Especially in higher education, learners need to plan, monitor, and execute (i.e., self-regulate) most of their learning autonomously. Doing so effectively, for instance, by using effective learning strategies, is essential for academic success. Although students are becoming increasingly aware of the importance of using effective learning strategies, many continue to struggle to apply them and instead rely on less effective ones. This discrepancy between what is known to be effective and what students actually do represents a persistent challenge in promoting the use of effective learning strategies. Research has identified several potential barriers that may explain why students struggle to use effective learning strategies regularly. However, little is known about how these barriers interact in authentic learning contexts or how students can be supported to overcome them to incorporate effective learning strategies more sustainably. The present dissertation addresses this gap by investigating why students fail to use effective learning strategies sustainably and exploring the promotion of sustainable strategy use through behavioral change approaches.

To address the research aims, I conducted four studies. In chapter 2, I investigated how learners’ perceived mental effort and perceived learning relate to actual learning. In chapter 3, I explored university students’ study habits and how they form new and break existing habits within this context. In chapters 4 and 5, I investigate to what extent goal-setting via implementation intentions influences university students’ self-regulated learning and their use of distributed practice.

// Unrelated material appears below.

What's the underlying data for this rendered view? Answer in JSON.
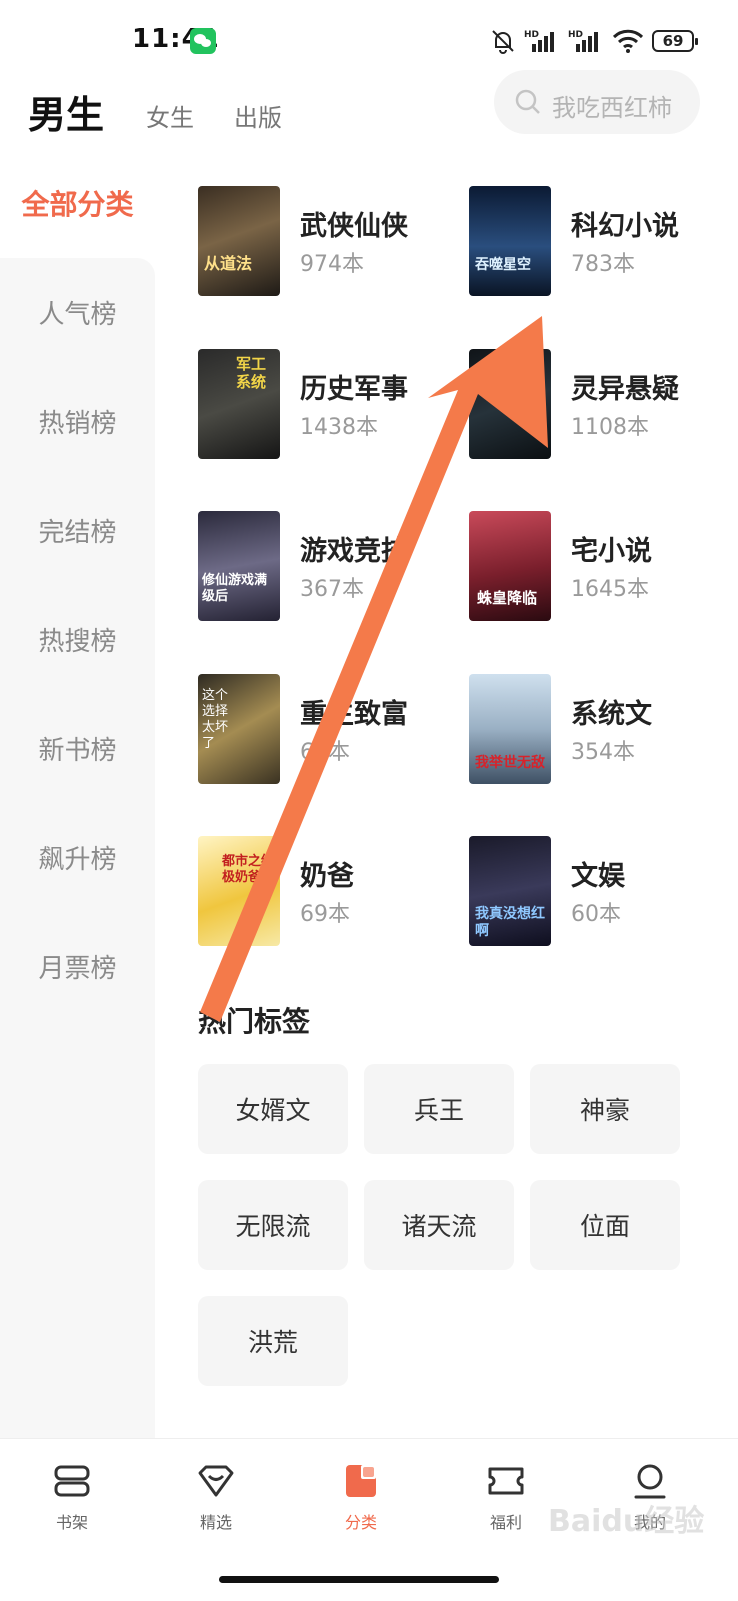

According to the cue-utilization theory (Koriat, 1997), learners are unable to directly access information about their own learning, and thus often use cues such as perceived mental effort to judge their learning. Past research indicates that learners often interpret their mental effort experience as a sign of low learning. However, so far, it is unclear how this commonly relates to actual learning outcomes. Using a meta-analytic structural equation model, I synthesized evidence on the relationships between perceived mental effort, monitoring judgments, and actual learning outcomes. I extracted data from 35 manuscripts with 83 independent samples, 236 effect sizes, and a total sample size of N = 3973. Across studies, perceived mental effort was negatively associated with monitoring judgments (β = -.19), meaning that higher perceived mental effort was linked to lower feelings of learning or understanding. Monitoring judgments were positively associated with actual learning (β = .29), meaning that higher feelings of learning or understanding, related to actual higher learning. Together, these effects produced an indirect negative relationship between perceived mental effort and actual learning outcomes via monitoring judgments (β = -.05). This pattern suggests that learners often interpret effortful learning experiences as signs of poor learning, which aligned with actual lower performance. In the contexts captured by the included studies, this interpretation was consistent with the cue-utilization theory. The latter suggests that perceived mental effort is a diagnostic cue used during monitoring of learning as it correlates with lower perceived learning and lower actual learning. The findings of the study highlight the need to support learners in interpreting their perceived effort during learning. While in the contexts of the included studies, higher perceived mental effort was a diagnostic cue correlating with actual lower learning, this might not always be the case. For example, in the context of desirable difficulties, interpreting perceived mental effort as a sign of poor learning might mistakenly cause students to disengage prematurely, since effort is an essential aspect of the effectiveness of desirable difficulties.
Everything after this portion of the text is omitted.